More recently, he has taken on leadership roles at Smartsheet—serving as Executive Chair, and (per recent board/company communications) stepping in as Acting CEO during a leadership transition. The through-line in his work is enterprise execution: strong instrumentation, clear accountability, and making large organizations run a little more “by the numbers.”
23.) MacKenzie Scott — Amazon Co-Founder, Philanthropist
MacKenzie Scott’s influence on the Seattle/Puget Sound region is tied to the scale of wealth and philanthropy that emerged alongside Amazon’s rise. While she keeps a relatively low public profile locally, her example has helped shape expectations among donors and nonprofits around faster, less bureaucratic giving and greater trust in community organizations to decide what they need most.
Globally, Scott has become a defining figure in modern philanthropy by giving away tens of billions of dollars through large, often unrestricted grants to thousands of nonprofits.
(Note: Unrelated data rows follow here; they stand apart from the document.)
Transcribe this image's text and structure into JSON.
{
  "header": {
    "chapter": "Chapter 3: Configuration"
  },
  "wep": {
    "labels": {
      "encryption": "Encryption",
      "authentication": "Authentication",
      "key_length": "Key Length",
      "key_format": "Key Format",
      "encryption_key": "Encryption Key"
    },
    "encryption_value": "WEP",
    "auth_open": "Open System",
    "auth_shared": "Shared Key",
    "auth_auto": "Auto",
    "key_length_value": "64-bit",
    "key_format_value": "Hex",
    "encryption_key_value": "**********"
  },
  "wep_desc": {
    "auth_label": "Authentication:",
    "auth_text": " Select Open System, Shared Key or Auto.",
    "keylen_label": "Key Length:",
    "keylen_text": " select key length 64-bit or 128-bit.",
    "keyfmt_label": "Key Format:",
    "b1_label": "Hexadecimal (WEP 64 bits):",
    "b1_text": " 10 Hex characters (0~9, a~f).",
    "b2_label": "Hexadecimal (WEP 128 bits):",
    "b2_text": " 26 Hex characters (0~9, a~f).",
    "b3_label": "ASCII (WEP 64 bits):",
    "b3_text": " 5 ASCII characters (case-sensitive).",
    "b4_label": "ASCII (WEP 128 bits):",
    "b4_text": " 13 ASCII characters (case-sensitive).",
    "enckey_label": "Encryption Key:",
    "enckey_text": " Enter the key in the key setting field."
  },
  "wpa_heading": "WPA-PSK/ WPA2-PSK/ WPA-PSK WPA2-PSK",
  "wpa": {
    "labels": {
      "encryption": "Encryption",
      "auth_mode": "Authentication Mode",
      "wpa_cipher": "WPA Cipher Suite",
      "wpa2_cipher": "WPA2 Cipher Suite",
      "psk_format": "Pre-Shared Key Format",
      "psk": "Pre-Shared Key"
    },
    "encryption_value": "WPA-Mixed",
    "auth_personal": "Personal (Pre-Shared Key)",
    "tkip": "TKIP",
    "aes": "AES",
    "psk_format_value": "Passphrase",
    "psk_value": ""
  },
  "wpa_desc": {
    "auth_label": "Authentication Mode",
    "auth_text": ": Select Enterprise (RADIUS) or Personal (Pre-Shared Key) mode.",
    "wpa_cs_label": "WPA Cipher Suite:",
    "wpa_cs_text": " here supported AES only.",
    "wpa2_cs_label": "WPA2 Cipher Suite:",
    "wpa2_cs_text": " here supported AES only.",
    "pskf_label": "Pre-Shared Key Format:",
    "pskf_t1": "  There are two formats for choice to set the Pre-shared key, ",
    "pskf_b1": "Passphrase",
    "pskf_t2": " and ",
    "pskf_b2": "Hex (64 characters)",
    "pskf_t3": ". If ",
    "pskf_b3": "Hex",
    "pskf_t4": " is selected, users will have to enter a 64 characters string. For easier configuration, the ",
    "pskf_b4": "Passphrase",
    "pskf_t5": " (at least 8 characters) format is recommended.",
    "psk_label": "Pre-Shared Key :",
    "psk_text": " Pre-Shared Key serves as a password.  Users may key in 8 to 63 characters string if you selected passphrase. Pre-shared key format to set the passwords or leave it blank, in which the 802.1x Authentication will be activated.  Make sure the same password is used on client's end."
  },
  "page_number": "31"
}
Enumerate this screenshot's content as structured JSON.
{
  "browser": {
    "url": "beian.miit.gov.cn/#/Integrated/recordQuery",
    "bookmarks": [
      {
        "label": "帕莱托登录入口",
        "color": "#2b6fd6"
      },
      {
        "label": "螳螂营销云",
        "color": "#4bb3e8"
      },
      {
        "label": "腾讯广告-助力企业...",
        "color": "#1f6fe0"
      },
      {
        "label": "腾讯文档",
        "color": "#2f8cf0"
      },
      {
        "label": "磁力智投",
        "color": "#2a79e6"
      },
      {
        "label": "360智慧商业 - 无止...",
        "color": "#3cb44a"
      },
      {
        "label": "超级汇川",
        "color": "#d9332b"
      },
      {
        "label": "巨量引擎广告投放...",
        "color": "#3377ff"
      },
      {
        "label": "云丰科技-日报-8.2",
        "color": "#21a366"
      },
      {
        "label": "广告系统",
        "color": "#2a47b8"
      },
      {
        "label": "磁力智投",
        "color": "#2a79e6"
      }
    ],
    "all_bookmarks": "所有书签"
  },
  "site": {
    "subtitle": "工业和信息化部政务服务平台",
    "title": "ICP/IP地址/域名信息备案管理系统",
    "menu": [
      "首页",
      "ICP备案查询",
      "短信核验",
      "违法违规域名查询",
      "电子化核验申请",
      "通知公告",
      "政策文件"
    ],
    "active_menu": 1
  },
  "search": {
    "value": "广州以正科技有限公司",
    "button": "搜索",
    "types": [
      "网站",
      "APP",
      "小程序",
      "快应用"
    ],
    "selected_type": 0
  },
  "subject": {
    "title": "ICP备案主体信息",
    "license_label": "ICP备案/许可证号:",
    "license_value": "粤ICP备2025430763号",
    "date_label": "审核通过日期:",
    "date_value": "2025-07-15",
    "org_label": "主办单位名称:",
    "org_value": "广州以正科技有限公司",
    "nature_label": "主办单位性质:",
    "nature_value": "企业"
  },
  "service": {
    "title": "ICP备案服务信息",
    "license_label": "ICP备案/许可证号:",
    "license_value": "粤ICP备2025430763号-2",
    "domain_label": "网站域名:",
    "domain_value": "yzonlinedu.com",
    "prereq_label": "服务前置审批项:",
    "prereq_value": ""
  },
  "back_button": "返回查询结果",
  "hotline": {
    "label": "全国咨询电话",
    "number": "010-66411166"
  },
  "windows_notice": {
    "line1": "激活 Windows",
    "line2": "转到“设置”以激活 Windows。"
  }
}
Her “trust-based” approach—moving money quickly, minimizing red tape, and strengthening institutions rather than narrowly funding programs—has shifted norms for how large-scale charitable giving can work.
24.) Ron Vachris — CEO/President, Costco
Ron Vachris is Costco’s CEO and President (since January 2024) and is famous in business circles for rising through Costco from operational roles over decades—an internal-growth story that matches Costco’s “culture first” reputation. His leadership tends to be framed as continuity: keep the model disciplined, keep member trust high, and don’t break what works.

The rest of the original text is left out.